Les femmes noires devraient envisager de s'abstenir d'utiliser ces coiffures sur les jeunes enfants, et elles doivent penser aux conséquences pour elles-mêmes, dit le Dr Kyei . «Si vous commencez à remarquer ce type de perte de cheveux, faites-vous évaluer tôt», insiste-t-elle.
L'âge moyen des femmes atteintes de CCCA était de 58 ans. La condition se présente souvent lorsque les femmes sont dans la quarantaine, mais on le voit parfois chez des femmes aussi jeunes que la vingtaine et la trentaine.
Il n'est pas clair d'après l'étude que ces coiffures sont les seules responsables de l'ACCJE. Les femmes atteintes de cette maladie avaient tendance à avoir des grands-pères maternels chauves et elles étaient également plus susceptibles de souffrir de diabète. Alors que seulement 8% de l'ensemble des femmes souffraient de diabète de type 2, 18% de celles atteintes de CCCA en avaient - une «découverte surprenante», dit le Dr Kyei.

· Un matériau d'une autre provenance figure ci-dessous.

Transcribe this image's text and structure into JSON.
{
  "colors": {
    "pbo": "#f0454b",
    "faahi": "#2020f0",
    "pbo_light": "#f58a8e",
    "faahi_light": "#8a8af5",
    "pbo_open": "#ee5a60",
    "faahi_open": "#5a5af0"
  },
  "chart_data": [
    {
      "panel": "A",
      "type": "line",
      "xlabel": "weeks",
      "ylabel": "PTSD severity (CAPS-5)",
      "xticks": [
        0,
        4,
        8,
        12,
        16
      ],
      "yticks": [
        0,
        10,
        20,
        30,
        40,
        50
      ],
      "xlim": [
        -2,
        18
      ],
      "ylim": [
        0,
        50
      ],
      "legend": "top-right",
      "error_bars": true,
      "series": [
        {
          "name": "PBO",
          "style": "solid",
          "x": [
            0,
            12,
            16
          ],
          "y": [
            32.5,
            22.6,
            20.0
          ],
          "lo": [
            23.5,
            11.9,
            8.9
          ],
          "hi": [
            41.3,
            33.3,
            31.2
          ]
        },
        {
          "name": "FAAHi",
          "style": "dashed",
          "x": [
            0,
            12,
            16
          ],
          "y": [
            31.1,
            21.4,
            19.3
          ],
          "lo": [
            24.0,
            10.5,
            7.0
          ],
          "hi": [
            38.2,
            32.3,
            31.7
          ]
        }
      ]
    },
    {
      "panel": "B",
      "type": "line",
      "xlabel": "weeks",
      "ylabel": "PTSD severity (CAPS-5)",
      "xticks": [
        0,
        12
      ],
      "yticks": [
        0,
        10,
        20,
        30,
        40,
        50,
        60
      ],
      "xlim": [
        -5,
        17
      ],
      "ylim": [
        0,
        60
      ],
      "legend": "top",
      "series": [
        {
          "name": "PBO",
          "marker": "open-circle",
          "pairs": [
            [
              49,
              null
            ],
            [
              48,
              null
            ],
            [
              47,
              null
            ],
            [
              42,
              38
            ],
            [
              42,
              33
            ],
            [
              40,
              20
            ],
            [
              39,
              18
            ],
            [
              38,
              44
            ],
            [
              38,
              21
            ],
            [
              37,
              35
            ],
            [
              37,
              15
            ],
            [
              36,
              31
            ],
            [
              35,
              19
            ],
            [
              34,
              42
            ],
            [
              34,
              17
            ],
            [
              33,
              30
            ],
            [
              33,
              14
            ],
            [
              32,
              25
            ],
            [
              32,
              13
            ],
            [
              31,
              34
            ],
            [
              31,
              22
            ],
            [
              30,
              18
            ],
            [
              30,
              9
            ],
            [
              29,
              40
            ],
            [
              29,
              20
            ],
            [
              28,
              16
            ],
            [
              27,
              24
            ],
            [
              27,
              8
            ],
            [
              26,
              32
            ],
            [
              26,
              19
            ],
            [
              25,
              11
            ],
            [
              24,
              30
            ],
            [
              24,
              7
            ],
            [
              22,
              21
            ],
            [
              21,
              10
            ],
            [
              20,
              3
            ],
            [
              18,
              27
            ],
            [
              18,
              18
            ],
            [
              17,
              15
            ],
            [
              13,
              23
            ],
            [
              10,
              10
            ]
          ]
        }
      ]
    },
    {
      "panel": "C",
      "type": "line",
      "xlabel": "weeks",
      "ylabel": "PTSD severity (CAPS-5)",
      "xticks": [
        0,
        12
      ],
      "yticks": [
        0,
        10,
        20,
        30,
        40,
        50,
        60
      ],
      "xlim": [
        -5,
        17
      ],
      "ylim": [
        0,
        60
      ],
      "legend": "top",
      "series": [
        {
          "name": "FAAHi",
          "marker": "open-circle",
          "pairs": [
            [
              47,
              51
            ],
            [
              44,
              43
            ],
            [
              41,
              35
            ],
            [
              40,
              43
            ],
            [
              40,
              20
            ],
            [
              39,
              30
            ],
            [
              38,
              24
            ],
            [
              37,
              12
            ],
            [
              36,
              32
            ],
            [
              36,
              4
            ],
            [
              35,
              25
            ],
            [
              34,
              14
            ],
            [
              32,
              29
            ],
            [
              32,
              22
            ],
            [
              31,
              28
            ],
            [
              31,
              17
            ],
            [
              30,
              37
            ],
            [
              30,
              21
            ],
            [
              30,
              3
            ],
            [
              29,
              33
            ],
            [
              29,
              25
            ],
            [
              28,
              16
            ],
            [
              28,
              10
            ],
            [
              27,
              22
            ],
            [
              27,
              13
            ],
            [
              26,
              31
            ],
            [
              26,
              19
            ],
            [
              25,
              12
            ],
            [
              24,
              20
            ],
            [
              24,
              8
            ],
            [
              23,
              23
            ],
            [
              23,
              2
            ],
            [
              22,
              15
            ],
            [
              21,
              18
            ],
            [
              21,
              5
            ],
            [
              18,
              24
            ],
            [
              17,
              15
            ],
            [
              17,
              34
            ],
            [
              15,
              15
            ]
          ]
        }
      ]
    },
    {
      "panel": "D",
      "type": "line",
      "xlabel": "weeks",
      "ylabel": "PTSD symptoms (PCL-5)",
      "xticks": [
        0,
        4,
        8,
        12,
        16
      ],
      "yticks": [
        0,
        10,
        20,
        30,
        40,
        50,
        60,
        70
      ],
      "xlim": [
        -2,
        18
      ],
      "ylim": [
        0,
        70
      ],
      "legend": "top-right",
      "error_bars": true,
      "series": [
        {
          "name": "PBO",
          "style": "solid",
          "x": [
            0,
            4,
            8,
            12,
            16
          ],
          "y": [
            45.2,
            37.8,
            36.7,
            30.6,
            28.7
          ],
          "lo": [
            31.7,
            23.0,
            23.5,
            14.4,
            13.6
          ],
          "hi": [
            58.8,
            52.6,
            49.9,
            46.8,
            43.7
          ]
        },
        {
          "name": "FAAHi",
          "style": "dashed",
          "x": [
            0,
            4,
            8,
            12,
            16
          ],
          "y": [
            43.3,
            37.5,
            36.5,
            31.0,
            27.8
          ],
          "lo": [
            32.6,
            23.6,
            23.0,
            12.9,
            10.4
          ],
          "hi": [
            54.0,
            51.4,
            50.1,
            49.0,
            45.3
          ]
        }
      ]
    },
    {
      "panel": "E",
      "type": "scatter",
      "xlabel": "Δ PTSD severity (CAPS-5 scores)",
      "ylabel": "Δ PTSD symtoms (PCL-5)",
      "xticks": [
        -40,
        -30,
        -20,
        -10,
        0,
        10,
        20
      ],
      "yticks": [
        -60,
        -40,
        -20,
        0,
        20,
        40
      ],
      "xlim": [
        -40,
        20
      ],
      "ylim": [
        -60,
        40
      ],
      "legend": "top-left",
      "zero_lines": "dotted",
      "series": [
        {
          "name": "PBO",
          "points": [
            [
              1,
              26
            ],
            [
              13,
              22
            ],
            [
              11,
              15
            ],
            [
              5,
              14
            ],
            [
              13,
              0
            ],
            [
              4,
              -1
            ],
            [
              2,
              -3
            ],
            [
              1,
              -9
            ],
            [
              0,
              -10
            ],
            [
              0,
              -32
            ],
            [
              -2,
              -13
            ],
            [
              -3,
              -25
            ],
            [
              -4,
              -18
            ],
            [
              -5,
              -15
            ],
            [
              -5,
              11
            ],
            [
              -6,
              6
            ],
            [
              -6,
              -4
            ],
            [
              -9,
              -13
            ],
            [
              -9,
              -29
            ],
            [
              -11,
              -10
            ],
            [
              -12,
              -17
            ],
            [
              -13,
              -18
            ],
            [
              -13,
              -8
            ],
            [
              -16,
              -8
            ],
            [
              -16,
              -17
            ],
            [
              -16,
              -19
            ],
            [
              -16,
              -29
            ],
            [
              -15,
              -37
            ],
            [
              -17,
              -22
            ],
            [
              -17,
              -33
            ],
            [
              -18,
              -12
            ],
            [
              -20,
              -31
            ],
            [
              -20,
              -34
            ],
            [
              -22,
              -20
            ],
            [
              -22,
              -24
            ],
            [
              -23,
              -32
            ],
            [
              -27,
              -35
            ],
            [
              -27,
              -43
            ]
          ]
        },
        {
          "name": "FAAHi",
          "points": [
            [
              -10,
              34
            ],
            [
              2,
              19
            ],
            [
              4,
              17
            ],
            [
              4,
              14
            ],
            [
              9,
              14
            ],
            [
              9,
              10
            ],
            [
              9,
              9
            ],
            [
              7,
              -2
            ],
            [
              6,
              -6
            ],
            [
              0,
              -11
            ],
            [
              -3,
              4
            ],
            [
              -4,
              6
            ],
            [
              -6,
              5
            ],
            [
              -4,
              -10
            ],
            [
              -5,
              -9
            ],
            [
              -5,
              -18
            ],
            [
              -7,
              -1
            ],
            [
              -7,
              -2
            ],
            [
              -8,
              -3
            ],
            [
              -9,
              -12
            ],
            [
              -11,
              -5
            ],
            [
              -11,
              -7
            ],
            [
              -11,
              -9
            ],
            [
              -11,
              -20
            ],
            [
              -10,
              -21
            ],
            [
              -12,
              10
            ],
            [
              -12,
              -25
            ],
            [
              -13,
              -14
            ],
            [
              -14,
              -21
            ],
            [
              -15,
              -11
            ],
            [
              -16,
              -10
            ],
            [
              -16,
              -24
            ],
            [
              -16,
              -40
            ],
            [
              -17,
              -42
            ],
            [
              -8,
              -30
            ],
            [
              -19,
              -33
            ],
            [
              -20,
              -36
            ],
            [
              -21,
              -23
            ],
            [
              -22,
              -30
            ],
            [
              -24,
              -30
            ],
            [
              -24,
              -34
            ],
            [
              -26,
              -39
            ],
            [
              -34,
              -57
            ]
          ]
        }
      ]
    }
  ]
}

Dermatologue Andrew F. Alexis, MD, directeur de le Skin of Color Center de l'hôpital St. Luke's-Roosevelt, à New York, affirme que des recherches supplémentaires sont nécessaires pour confirmer un lien entre l'ACCJ et le diabète. "Cependant, cela suggère qu'il peut être utile pour les dermatologues de poser des questions à leurs patients CCCA sur le diabète et de les référer à leurs médecins de soins primaires pour un dépistage annuel", dit-il.
Dans l'étude, qui a été publiée Aujourd'hui, sur le site Web des Archives of Dermatology, des chercheurs ont interrogé des femmes de deux églises afro-américaines et d'un salon de la santé à Cleveland sur leurs antécédents médicaux, leurs antécédents familiaux de perte de cheveux et leurs pratiques de soins capillaires. Des dermatologues formés à la perte de cheveux ont examiné les cuirs chevelus des femmes et les ont évalués en fonction du degré de perte de cheveux et de cicatrices qu'ils présentaient.
Raechele Cochran Gathers, MD, médecin senior au Centre de dermatologie multiculturelle de l'hôpital Henry Ford, en Detroit, dit que les résultats, bien que préliminaires, fournissent de bonnes informations sur une condition mal comprise. "Je pense que l'étude est excellente car elle donne non seulement des données sur les facteurs environnementaux, sur lesquelles quelques autres études ont rapporté, mais aussi elle est unique en ce sens qu'elle examine ces facteurs de risque médicaux", dit-elle.
À la lumière des résultats, ajoute le Dr Gathers, il incombe aux médecins et aux coiffeurs de sensibiliser les femmes à l'ACCJE et au lien potentiel avec les coiffures de traction.